The oil industry has risen to the offshore challenge. It takes a bit of effort to imagine steering a 6 inch wide steel pipe 6 km into the earth when the pressure is around 3000 psi. Just think about 3000 psi, that is 100 times the pressure in your cat tyre. Just think about 6 km of drill pipe turning and being steered to hit a target that may be as little as 20 m thick. Take a stack of drinking straws, stick them all together in a long line and then try and poke it through the key hole on the other side of the room, with your eyes shut. So yes the industry has done amazing things but when short term savings to generate more shareholder profit are put ahead of safety and the government monumentally fails in its duty to regulate. Then accidents will happen. So you ban drilling in the ultra deep water. Now where is the oil going to come from?

Well you can go the Middle East and you either buy it off a bunch of radical nutcases who still stone women to death and in doing so fund the very terrorists who hate you, but that's not really very bright. Another alternative, rather than buying it, is to invade a few countries in the region and embark on a ridiculously unwinnable war. This morally bankrupt approach is even less likely to succeed and to add insult to injury, the locals will kill more of the poor white sons of middle America than the terrorists ever did. But it will be OK because Dick Cheney will make money whatever.

So where else do you go? Well you can drill in the arctic, but if you think the current disaster is bad, you ain't seen nothing. In the warm waters of the Gulf the bugs and microbes will eat all the oil, so that in a couple of years it will all be gone - in the cold waters of the arctic any spill will be there for thousands of years! Bad idea, don't go there what ever the pig in lipstick says.

So back onshore, Canada is pretty much made of tar sands, but that is also a disaster. The mid west is made of shale full of gas, which with a zillion wells and an increase in gas infrastructure could actually be a short term solution, but its not a practical long term answer. No more than monstrous windmills all over the landscape or tidal barrages destroying coastal habitates.

So you need to cut back and you need to find an alternative source of energy. I boldly predict that America is about to face up to its fate and realise that Hummers and 5 liter Chevies and Fords are not actually necessary and when gas gets to 10 bucks a gallon (as it is in Europe) they will quickly disappear.
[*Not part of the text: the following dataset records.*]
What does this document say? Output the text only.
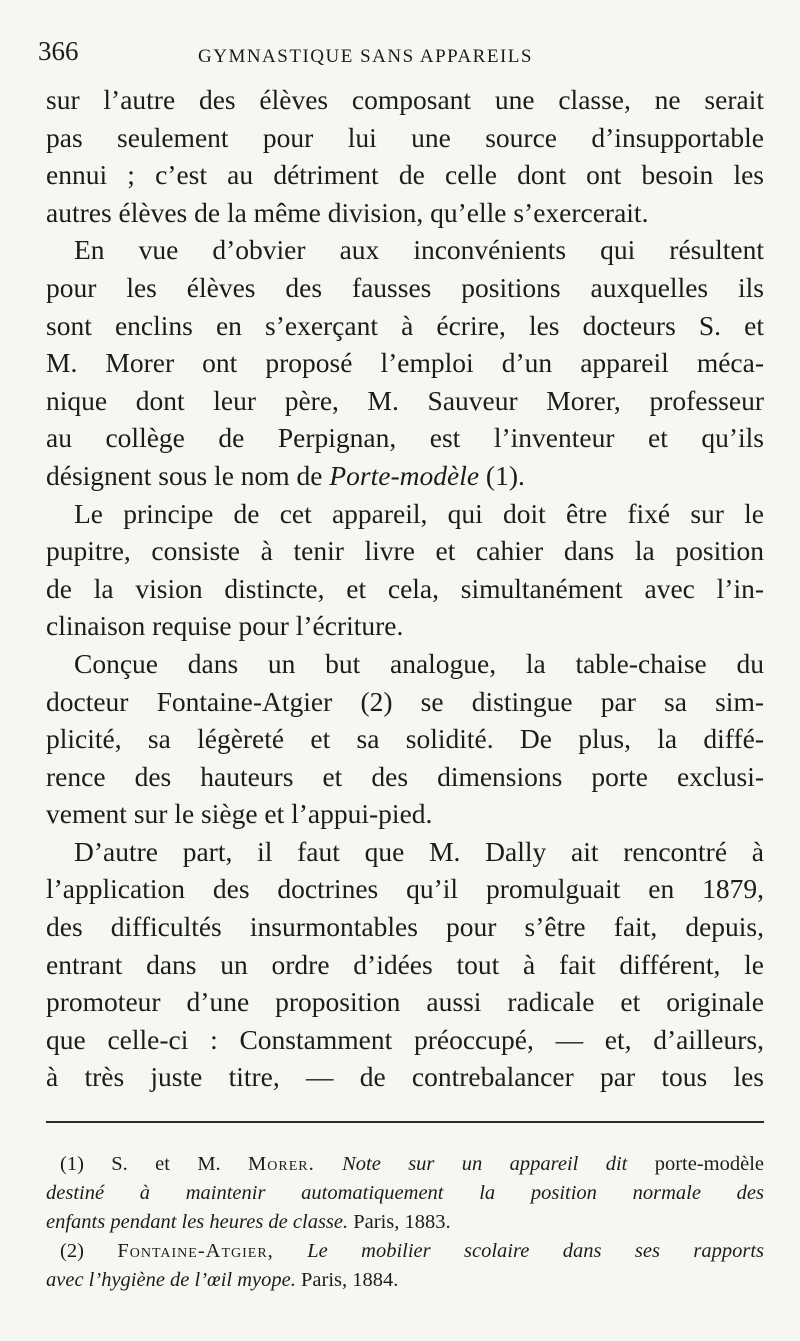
366	GYMNASTIQUE SANS APPAREILS
sur l’autre des élèves composant une classe, ne serait
pas seulement pour lui une source d’insupportable
ennui ; c’est au détriment de celle dont ont besoin les
autres élèves de la même division, qu’elle s’exercerait.
En vue d’obvier aux inconvénients qui résultent
pour les élèves des fausses positions auxquelles ils
sont enclins en s’exerçant à écrire, les docteurs S. et
M. Morer ont proposé l’emploi d’un appareil méca-
nique dont leur père, M. Sauveur Morer, professeur
au collège de Perpignan, est l’inventeur et qu’ils
désignent sous le nom de Porte-modèle (1).
Le principe de cet appareil, qui doit être fixé sur le
pupitre, consiste à tenir livre et cahier dans la position
de la vision distincte, et cela, simultanément avec l’in-
clinaison requise pour l’écriture.
Conçue dans un but analogue, la table-chaise du
docteur Fontaine-Atgier (2) se distingue par sa sim-
plicité, sa légèreté et sa solidité. De plus, la diffé-
rence des hauteurs et des dimensions porte exclusi-
vement sur le siège et l’appui-pied.
D’autre part, il faut que M. Dally ait rencontré à
l’application des doctrines qu’il promulguait en 1879,
des difficultés insurmontables pour s’être fait, depuis,
entrant dans un ordre d’idées tout à fait différent, le
promoteur d’une proposition aussi radicale et originale
que celle-ci : Constamment préoccupé, — et, d’ailleurs,
à très juste titre, — de contrebalancer par tous les
(1) S. et M. Morer. Note sur un appareil dit porte-modèle
destiné à maintenir automatiquement la position normale des
enfants pendant les heures de classe. Paris, 1883.
(2) Fontaine-Atgier, Le mobilier scolaire dans ses rapports
avec l’hygiène de l’œil myope. Paris, 1884.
I think that using what is there more wisely is a good starting point, but its not the final answer.

My final bold prediction is "biofuels". Not the scandalous use of corn to make ethanol for cars when it should be feeding people, that's just madness. No I am talking about algal biofuels. Algae that need energy water and CO2 to produce diesel that you can put straight into a car. Huge tracks of the US is covered with desert with lots of sun, the sun equals energy and its free. Even the land is useless - cover Nevada and nobody will even notice. Elsewhere Iceland is full of geothermal energy, which when it is not spewing ash across Europe could also be used as an energy input. And the beauty of algal biodiesal is that the infra structure already exists, to move it around, distribute it and even use it. I don't even need to buy a new car.

So I think that is the future and I think the events in the Gulf will make America sit up and realise that in a choice between funding a bunch of barbaric nomads or crapping in their own back yard, there is actually a third choice. That third choice will mark the end of the oil industry as we know it.

1 comment:

madliam said...

Interesting piece, John, and I think you're probably right. North Americans are slowly beginning to recognize that oil ain't the future.

I went to a talk by an ExxonMobil chap recently who said that the Newfoundland government should be investing all their offshore profits in wind power, and make themselves energy self-sufficient. I was rather startled, but quite impressed.

As for covering Nevada in algae, sounds good to me. Vegas already has some pretty primitive lifeforms.